Democrats have few members owning small businesses unless you count massage parlors, bars and other entertainment services that employ fewer than 50 employees. {Use your imagination]
So when an obscure paragraph popped out of the 2409 page monstrosity called ObamaCare demanding that:
beginning in 2012 all companies will have to issue 1099 tax forms not just to contract workers but to any individual or corporation from which they buy more than $600 in goods or services in a tax year. The stealth change radically alters the nature of 1099s and means businesses will have to issue millions of new tax documents each year.
Right now, the IRS Form 1099 is used to document income for individual workers other than wages and salaries. Freelancers receive them each year from their clients, and businesses issue them to the independent contractors they hire.
But under the new rules, if a freelance designer buys a new iMac from the Apple Store, they'll have to send Apple a 1099. A laundromat that buys soap each week from a local distributor will have to send the supplier a 1099 at the end of the year tallying up their purchases. The bill makes two key changes to how 1099s are used. First, it expands their scope by using them to track payments not only for services but also for tangible goods. Plus, it requires that 1099s be issued not just to individuals, but also to corporations.
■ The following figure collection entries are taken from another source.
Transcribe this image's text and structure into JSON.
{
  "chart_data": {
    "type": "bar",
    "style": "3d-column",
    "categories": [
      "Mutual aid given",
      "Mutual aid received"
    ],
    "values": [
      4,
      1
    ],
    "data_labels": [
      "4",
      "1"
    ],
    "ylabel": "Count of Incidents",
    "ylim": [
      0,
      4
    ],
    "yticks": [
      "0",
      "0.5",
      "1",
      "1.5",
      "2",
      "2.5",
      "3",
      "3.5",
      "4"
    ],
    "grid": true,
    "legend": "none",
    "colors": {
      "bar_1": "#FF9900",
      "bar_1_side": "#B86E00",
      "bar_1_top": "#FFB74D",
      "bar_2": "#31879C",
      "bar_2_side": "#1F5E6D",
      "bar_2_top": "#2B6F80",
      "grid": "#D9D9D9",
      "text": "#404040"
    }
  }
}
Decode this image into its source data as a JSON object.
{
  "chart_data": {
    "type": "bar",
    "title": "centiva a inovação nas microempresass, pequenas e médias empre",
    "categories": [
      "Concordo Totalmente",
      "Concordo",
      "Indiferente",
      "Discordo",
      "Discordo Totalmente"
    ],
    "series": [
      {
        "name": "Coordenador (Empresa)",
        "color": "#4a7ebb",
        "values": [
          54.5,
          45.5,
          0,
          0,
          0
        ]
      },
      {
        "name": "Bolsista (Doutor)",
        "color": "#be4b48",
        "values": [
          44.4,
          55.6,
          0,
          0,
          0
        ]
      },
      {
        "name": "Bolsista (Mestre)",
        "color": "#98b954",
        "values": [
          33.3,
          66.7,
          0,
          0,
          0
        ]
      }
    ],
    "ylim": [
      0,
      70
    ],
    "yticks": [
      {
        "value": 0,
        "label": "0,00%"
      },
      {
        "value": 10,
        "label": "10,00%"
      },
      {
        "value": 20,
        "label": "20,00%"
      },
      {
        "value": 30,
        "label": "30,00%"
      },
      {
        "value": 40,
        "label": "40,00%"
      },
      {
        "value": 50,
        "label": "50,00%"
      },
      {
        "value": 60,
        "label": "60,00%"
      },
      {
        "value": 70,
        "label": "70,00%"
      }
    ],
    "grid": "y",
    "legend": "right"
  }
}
Taken together, the two seemingly small changes will require millions of additional forms to be sent out.
Of course, ObamaCare and Crap & Trade, are about to pile monstrous impositions on the individual's discretionary income as taxes vault through the roof while in Europe, an object lesson is being taught [although not learned in retarded Greece] concerning the old maxim that there's no free lunch. In Greece, the SEIU equivalent union thugs are going on murderous rampages with their demographic heft in the labor force, since one out of every three Greeks employed works for the government. The prize for discovering the obvious goes to a lobbyist/business rep:
"It's a pretty heavy administrative burden," particularly for small businesses without large in-house accounting staffs, says Bill Rys, tax counsel for the National Federation of Independent Businesses. Eliminating the goods exemption could launch an avalanche of paperwork, he says: "If you cater a lunch for other businesses every Wednesday, say, that's a lot of information to keep track of throughout the year."
Of course, Rys and other tax lawyers will have a land office business, along with the hundreds of thousands of IRS bean counters the BIG GUMMINT gets to hire to chase down these tax-dodging small business Tea Party activists. And it looks like the Dept. of Commerce will hire a half-million slackers to help with the 2010 census, which might make Obambi more palatable in the employment department.
In the meantime, the mysterious paragraph seems to have no author, though maybe David Obey was referring to it and other stealth taxes snuck in the huge bill when he said as he retired yesterday that "it seems the public isn't fond of public investments anymore."
For "public investments" refer to the Nast cartoon above and the Tammany Hall Demo-rat crowd of thieves who fingerpoint elsewhere when asked "who stole the public's money?"